For smaller stores with limited space and limited staff, redemption and storage of bottles and cans is a nuisance. Expanding the deposit law to non-carbonated beverages would make it a nightmare.

First, with limited space and limited volume, smaller stores do not have the reverse vending machines for accepting returnable bottles and cans that you may see in supermarkets. In our stores, real, live employees handle returnables, and it costs money.

Let's assume a clerk's wages, employer taxes and benefits cost the store Nine Dollars per hour. You come in to redeem an empty six-pack of Pepsi. The transaction takes the clerk three minutes, and she spends another three minutes making sure the empties are clean and placing them in a holding bin in the back room. That's six minutes, or a labor cost of Ninety Cents, for Six cans, or Fifteen Cents per can. Under the bottle bill, the store receives a handling fee of Two Cents per redeemed can, a fraction of the actual handling cost. So it's a losing proposition. And increasing by one-third the quantity of used bottles and cans you would have to handle and store makes it more of a losing proposition.

The second issue is the potential sanitation hazard. Many smaller stores now rely on food service as a

major product category, under license from the state Department of Agriculture and Markets. When you leave empty soda or juice cans sitting around your house in mid-August, what do they attract? Now imagine if you left three or four 32-gallon garbage bags full of empty soda and juice cans sitting around in a hallway. Expand the bottle bill, and that's what you're likely to find in the tiny back room of smaller stores, just steps away from the food counter. The last thing we need in a store that sells sandwiches or pizza or salads is an extra attraction for rodents, insects, and germs, especially during the summer.

Beyond the four walls of our stores, we see other questions surrounding a bigger bottle bill. If the State needs unclaimed deposits for operating revenue, doesn't that nickel, or dime, become more of a tax than a deposit?

How would it affect existing municipal recycling programs? Would the reduction in the number of bottles and cans in their recycling streams have a positive or negative effect on the economic viability of those programs?

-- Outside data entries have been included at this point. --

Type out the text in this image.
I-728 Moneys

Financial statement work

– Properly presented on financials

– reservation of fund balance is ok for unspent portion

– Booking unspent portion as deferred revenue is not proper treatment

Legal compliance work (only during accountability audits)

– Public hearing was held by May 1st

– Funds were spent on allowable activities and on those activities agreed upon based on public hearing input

And a word about fairness. In some parts of New York, our members operate down the road, or even right across the street from, a competing store operated by a Native American tribe. More often than not, when you buy a soft drink at a tribal store, you will not be charged the nickel deposit, because tribes typically claim immunity from state laws. If you increase the deposit to a dime as has been suggested, then you're effectively granting those competitors a price advantage of ten cents. If a bottle of Coke sells for One Dollar, that's a Ten Percent differential. If a dime is sufficient to deter people from littering, it's also enough to influence their choice of where to buy. When they choose to buy outside the reach of the bottle bill, not only does it cost us business, but the policy goal behind the deposit law is thwarted.

If ultimately the Legislature decides to pursue expansion of the bottle bill in spite of the doubts and potential consequences, NYACS would strongly recommend exploring an alternative to requiring retail stores to redeem deposit containers -- specifically, establishing a network of centralized redemption centers. Most retailers I work with would gladly relinquish the two-cent handling fee in exchange for being relieved of the costs, logistical headaches and sanitation risks.

Beneath the veneer of "bigger is better" rhetoric, there are many layers to the bottle bill issue that deserve closer scrutiny. Until these ramifications are fully examined and addressed, our Association remains opposed to expanding this law.

Thank you again for the opportunity to be heard.